I have a question about a proof of the dominating convergence theorem, with weak requirements. Before I show the proof from the book, note that in my book you are allowed to integrate functions that are not defined everywhere, but almost everywhere, the make this definition, it may be relevant to know:
Now comes the part I do not fully understand. The proof deals with both the real and complex case, but I am only interested in the real case(green). I have outlined what I don't udnerstand(red). They say that for each function they can just assume that $|f_n|<g$ everywhere, not almost everywhere:
Why can they just assume this?I think it follows because if this doesn't hold we may use some kind of trick to replace these functions with functions that are smaller than g everywhere. But I don't fully understand precisely the details and how I am supposed to do this? Can you please help me?

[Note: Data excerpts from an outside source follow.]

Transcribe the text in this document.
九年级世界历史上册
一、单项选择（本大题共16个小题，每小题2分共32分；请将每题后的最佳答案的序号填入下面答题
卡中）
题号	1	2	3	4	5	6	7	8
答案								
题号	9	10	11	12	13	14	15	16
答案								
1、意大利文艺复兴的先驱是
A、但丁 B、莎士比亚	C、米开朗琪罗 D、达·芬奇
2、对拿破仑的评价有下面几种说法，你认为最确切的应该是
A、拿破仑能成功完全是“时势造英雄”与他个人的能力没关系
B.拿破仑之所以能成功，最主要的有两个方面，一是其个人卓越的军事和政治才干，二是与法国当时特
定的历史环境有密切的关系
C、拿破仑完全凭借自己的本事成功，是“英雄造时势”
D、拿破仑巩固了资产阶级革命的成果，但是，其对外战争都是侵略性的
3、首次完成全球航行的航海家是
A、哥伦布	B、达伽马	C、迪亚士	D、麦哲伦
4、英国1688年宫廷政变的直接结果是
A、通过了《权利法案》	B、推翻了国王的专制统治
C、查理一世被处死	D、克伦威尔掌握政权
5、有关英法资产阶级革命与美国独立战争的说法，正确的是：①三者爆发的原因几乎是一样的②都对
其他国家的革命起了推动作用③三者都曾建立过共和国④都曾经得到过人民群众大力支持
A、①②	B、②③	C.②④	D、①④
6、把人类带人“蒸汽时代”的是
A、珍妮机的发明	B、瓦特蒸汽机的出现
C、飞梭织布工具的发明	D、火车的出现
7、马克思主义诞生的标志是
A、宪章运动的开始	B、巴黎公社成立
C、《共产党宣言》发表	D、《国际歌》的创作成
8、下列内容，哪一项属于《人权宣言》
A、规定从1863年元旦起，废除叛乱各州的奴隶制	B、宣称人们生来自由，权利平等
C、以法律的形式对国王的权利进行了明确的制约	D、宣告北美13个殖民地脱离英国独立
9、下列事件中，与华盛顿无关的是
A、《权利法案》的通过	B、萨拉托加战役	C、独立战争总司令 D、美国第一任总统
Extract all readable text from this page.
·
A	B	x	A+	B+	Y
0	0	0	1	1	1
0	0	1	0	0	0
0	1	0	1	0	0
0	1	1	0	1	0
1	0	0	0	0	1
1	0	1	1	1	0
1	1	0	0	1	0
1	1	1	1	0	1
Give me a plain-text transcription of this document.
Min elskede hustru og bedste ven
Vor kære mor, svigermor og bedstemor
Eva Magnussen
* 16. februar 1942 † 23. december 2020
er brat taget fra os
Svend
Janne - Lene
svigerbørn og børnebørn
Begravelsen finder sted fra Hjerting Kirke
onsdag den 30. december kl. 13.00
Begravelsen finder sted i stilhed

Because for practical purposes null sets are irrelevant. Formally, let $A_n=\{x: |f_n(x)|> g(x)\}$.By assumption $\mu(A_n)=0$ for each $n$. Now, define $\overline{f_n}(x)=\begin{cases} f_n(x) \ \rm{if}\ x\notin A_n\\ 0 \ \rm{otherwise} \end{cases}$. Since $f_n$ and $\overline{f}_n$ are equal almost everywhere their integrals are the same. So the right hand side limit is the same for both sequences. On the other hand, let $\overline{f}(x)=\begin{cases} \lim_{n\rightarrow\infty}f_n(x) \ \rm{if\ the\ limit\ exists}\ \\ 0 \ \rm{otherwise} \end{cases}$.
Observe that $\{x:f(x)\ne \overline{ f}(x)\}\subseteq \bigcup_{n=1}^\infty A_n$, since a countable union of measure zero sets has measure zero it follows that $\overline{f}$ and $f$ are equal almost everywhere. Thus the left hand side integral are also the same.